The sword claws through the thick wood of the cabinet again and again. A shelf disconnects from the rest of it, and clatters to the floor. A door to the bottom half swings open, hanging sideways off a hinge. It’s thick tough wood, but within a few minutes it’s firewood.
Dropping the sword to the marble floor, she leans forward, drained. Her breath comes in rapid pants, and her head feels thick and heavy.
Gelert didn’t kill her father. Not in the way she’d thought. If there’s anything positive in this whole situation, it’s that. Only, she’d spent so many years hating him. Assuming she must hate him as a good daughter. To avenge her parents. Had Julius’s men killed her mother before they’d found her father?

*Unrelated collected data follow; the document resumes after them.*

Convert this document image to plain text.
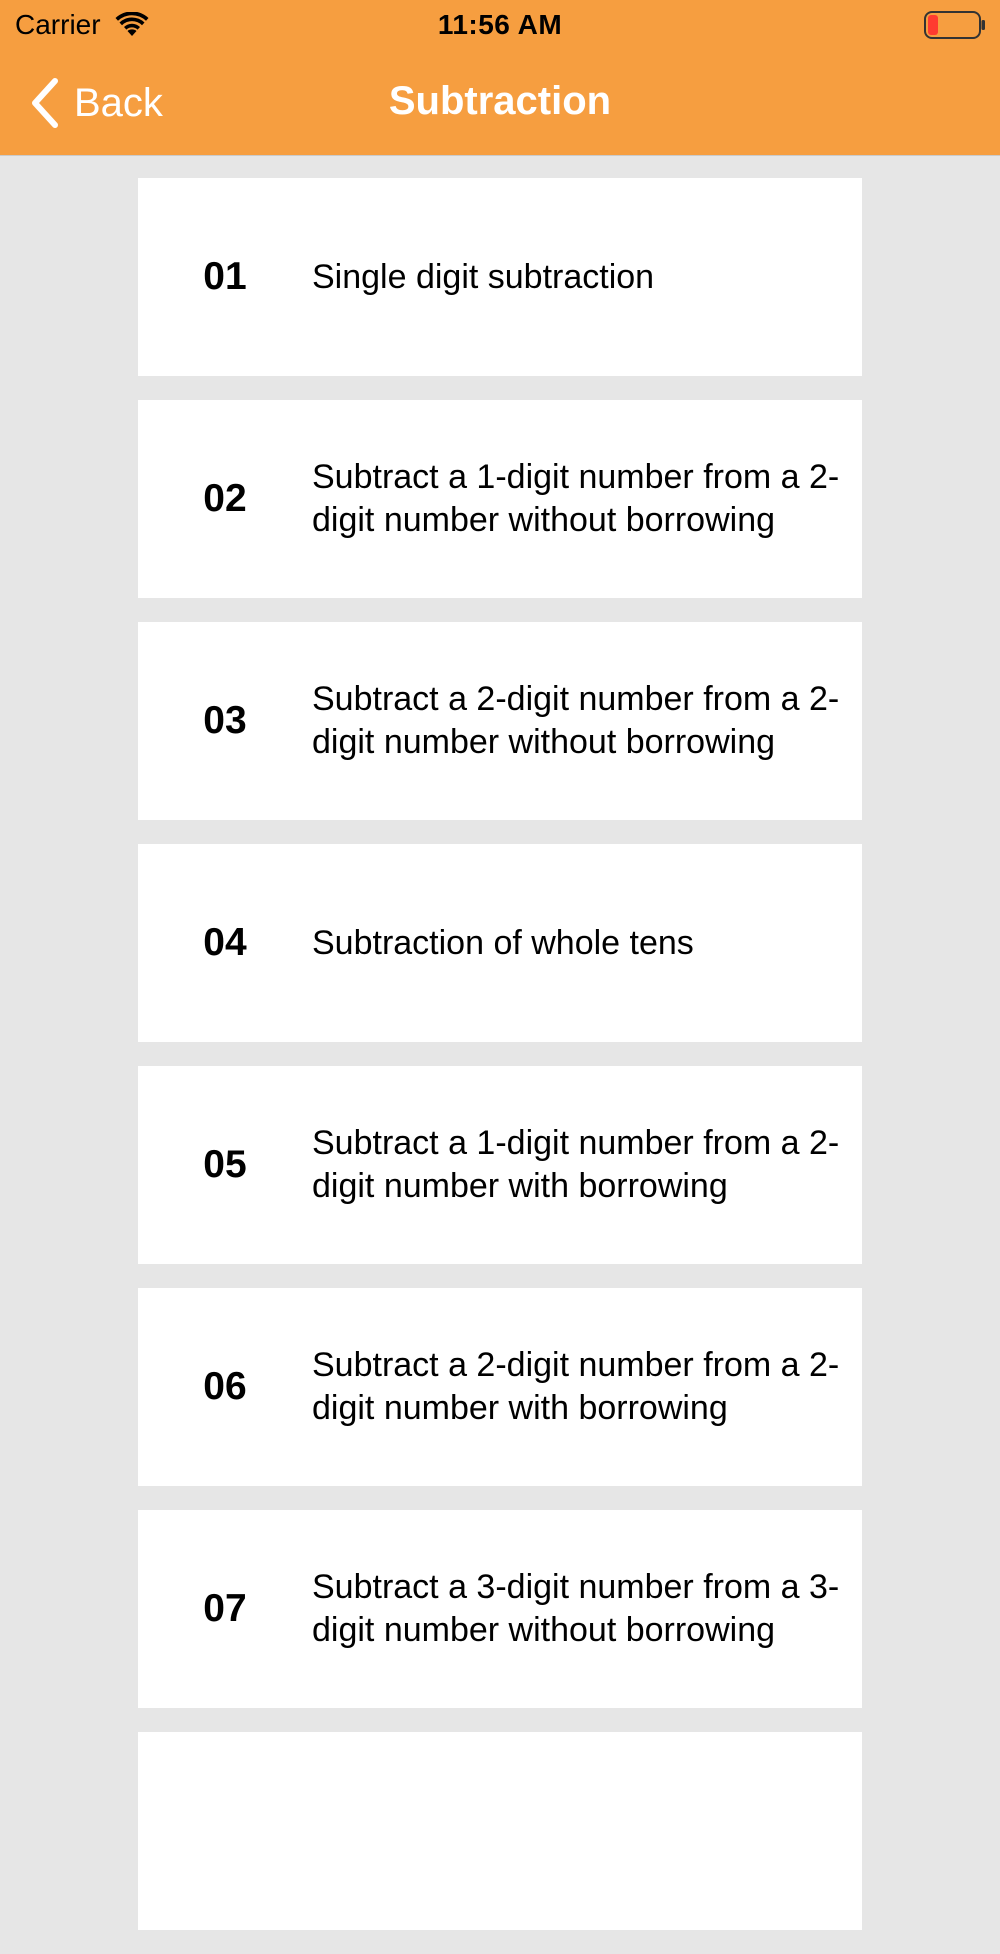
Carrier	11:56 AM
Back	Subtraction
01	Single digit subtraction
02	Subtract a 1-digit number from a 2-digit number without borrowing
03	Subtract a 2-digit number from a 2-digit number without borrowing
04	Subtraction of whole tens
05	Subtract a 1-digit number from a 2-digit number with borrowing
06	Subtract a 2-digit number from a 2-digit number with borrowing
07	Subtract a 3-digit number from a 3-digit number without borrowing
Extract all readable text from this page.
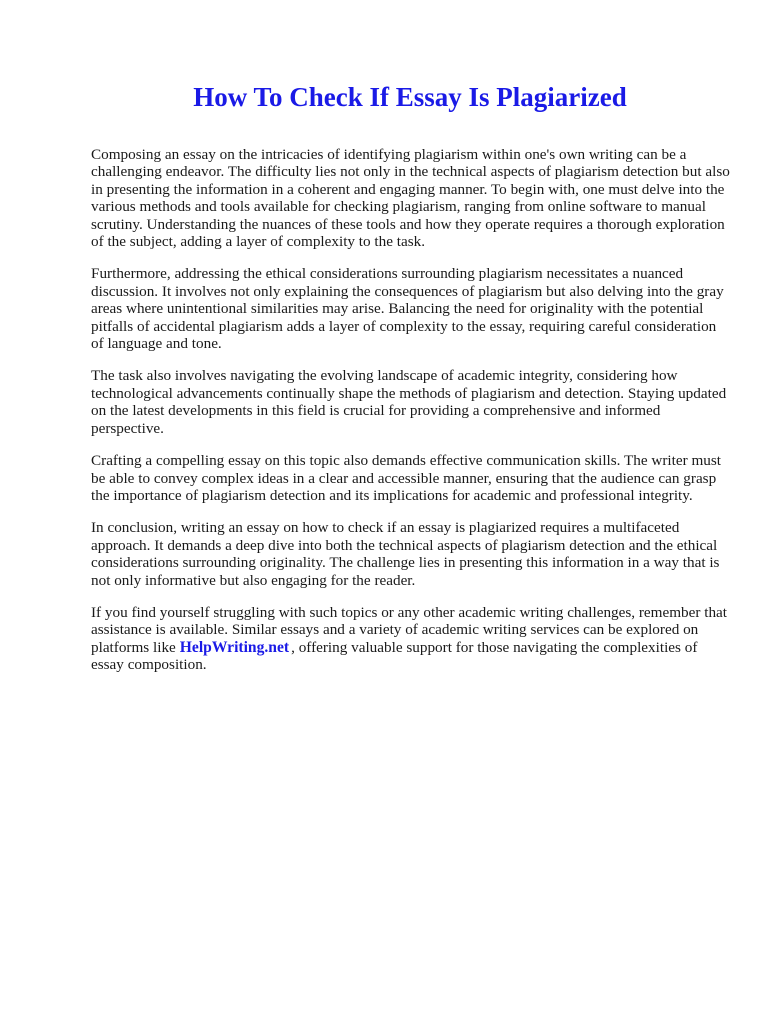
How To Check If Essay Is Plagiarized

Composing an essay on the intricacies of identifying plagiarism within one's own writing can be a challenging endeavor. The difficulty lies not only in the technical aspects of plagiarism detection but also in presenting the information in a coherent and engaging manner. To begin with, one must delve into the various methods and tools available for checking plagiarism, ranging from online software to manual scrutiny. Understanding the nuances of these tools and how they operate requires a thorough exploration of the subject, adding a layer of complexity to the task.

Furthermore, addressing the ethical considerations surrounding plagiarism necessitates a nuanced discussion. It involves not only explaining the consequences of plagiarism but also delving into the gray areas where unintentional similarities may arise. Balancing the need for originality with the potential pitfalls of accidental plagiarism adds a layer of complexity to the essay, requiring careful consideration of language and tone.

The task also involves navigating the evolving landscape of academic integrity, considering how technological advancements continually shape the methods of plagiarism and detection. Staying updated on the latest developments in this field is crucial for providing a comprehensive and informed perspective.

Crafting a compelling essay on this topic also demands effective communication skills. The writer must be able to convey complex ideas in a clear and accessible manner, ensuring that the audience can grasp the importance of plagiarism detection and its implications for academic and professional integrity.

In conclusion, writing an essay on how to check if an essay is plagiarized requires a multifaceted approach. It demands a deep dive into both the technical aspects of plagiarism detection and the ethical considerations surrounding originality. The challenge lies in presenting this information in a way that is not only informative but also engaging for the reader.

If you find yourself struggling with such topics or any other academic writing challenges, remember that assistance is available. Similar essays and a variety of academic writing services can be explored on platforms like HelpWriting.net , offering valuable support for those navigating the complexities of essay composition.
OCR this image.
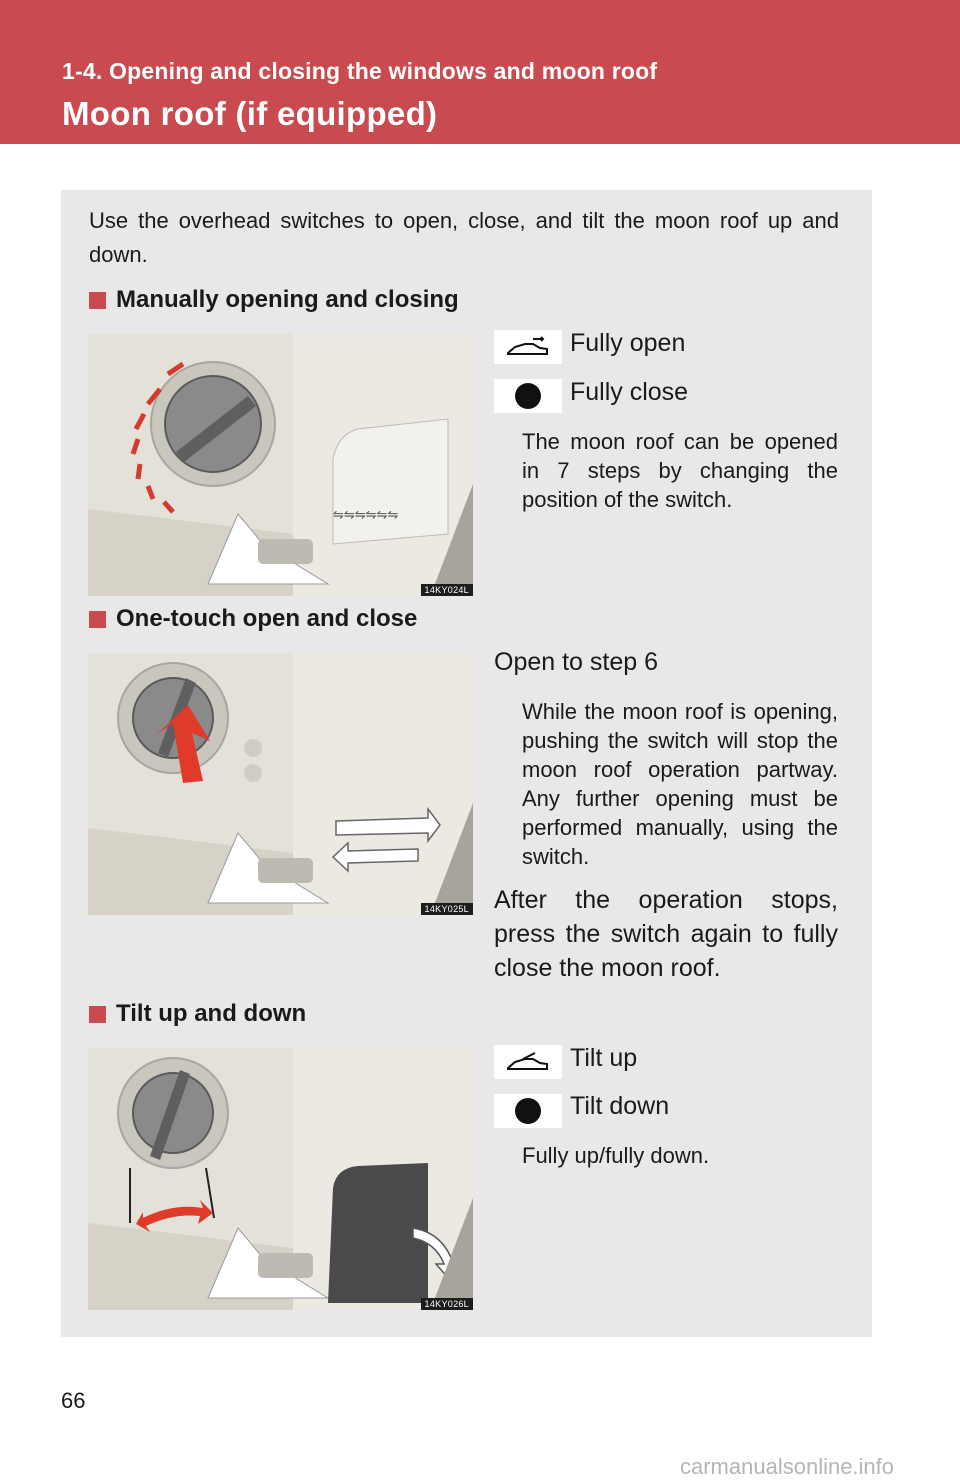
1-4. Opening and closing the windows and moon roof
Moon roof (if equipped)
Use the overhead switches to open, close, and tilt the moon roof up and down.
Manually opening and closing
⇋⇋⇋⇋⇋⇋
14KY024L
Fully open
Fully close
The moon roof can be opened in 7 steps by changing the position of the switch.
One-touch open and close
14KY025L
Open to step 6
While the moon roof is opening, pushing the switch will stop the moon roof operation partway. Any further opening must be performed manually, using the switch.
After the operation stops, press the switch again to fully close the moon roof.
Tilt up and down
14KY026L
Tilt up
Tilt down
Fully up/fully down.
66
carmanualsonline.info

Did he leave that out? Or had she been caught up in the fight, and she hadn’t noticed.
She frowns to herself, her breath evening out. It’s curious he didn’t mention her. Maybe because she was a woman? Woman are rarely more than afterthoughts.
As the fog over her head lifts, she registers something different about the room. A dollhouse. The dollhouse from Alice’s room sitting in the middle of her bed.